A mapping u: X → Y between metric spaces is sequentially continuous if for each sequence (xn) converging to x ∈ X, (u(xn)) converges to u(x). It is well known in classical mathematics that a sequentially continuous mapping between metric spaces is continuous; but, as all proofs of this result involve the law of excluded middle, there appears to be a constructive distinction between sequential continuity and continuity. Although this distinction is worth exploring in its own right, there is another reason why sequential continuity is interesting to the constructive mathematician: Ishihara [8] has a version of Banach's inverse mapping theorem in functional analysis that involves the sequential continuity, rather than continuity, of the linear mappings; if this result could be upgraded by deleting the word “sequential”, then we could prove constructively the standard versions of the inverse mapping theorem and the closed graph theorem.

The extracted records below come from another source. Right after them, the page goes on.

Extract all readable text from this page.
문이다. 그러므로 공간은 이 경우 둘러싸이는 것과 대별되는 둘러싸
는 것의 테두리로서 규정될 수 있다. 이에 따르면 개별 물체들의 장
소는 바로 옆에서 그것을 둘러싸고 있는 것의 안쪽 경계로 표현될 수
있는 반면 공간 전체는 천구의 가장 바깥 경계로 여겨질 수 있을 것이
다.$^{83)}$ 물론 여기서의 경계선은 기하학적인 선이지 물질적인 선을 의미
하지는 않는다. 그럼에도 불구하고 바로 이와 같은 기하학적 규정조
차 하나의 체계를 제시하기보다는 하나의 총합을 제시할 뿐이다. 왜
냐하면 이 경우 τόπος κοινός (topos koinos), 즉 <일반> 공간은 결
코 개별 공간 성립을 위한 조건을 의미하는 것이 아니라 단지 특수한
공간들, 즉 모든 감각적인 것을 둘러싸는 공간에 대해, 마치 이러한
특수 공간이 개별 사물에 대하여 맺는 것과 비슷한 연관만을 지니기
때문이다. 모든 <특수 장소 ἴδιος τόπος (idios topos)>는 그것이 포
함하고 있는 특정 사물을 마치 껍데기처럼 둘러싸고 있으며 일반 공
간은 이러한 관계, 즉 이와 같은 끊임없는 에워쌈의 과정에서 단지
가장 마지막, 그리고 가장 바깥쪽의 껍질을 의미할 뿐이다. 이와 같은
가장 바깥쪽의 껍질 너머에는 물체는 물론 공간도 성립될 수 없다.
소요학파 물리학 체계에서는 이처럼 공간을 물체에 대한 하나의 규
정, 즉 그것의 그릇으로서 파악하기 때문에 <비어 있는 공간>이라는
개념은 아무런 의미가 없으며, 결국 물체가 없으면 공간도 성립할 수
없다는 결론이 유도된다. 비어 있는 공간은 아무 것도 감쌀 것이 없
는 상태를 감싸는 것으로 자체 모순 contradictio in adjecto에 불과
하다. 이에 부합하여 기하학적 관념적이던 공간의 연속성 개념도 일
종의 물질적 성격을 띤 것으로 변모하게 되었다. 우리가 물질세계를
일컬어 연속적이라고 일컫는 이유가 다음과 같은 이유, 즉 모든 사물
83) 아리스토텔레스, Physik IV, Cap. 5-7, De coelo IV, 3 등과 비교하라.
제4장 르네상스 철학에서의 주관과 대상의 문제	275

Troelstra [9] showed that in Brouwer's intuitionistic mathematics (INT) a sequentially continuous mapping on a separable metric space is continuous. On the other hand, Ishihara [6, 7] proved constructively that the continuity of sequentially continuous mappings on a separable metric space is equivalent to a certain boundedness principle for subsets of ℕ; in the same paper, he showed that the latter principle holds within the recursive constructive mathematics (RUSS) of the Markov School. Since it is not known whether that principle holds within Bishop's constructive mathematics (BISH), of which INT and RUSS are models and which can be regarded as the constructive core of mathematics, the exploration of sequential continuity within BISH holds some interest.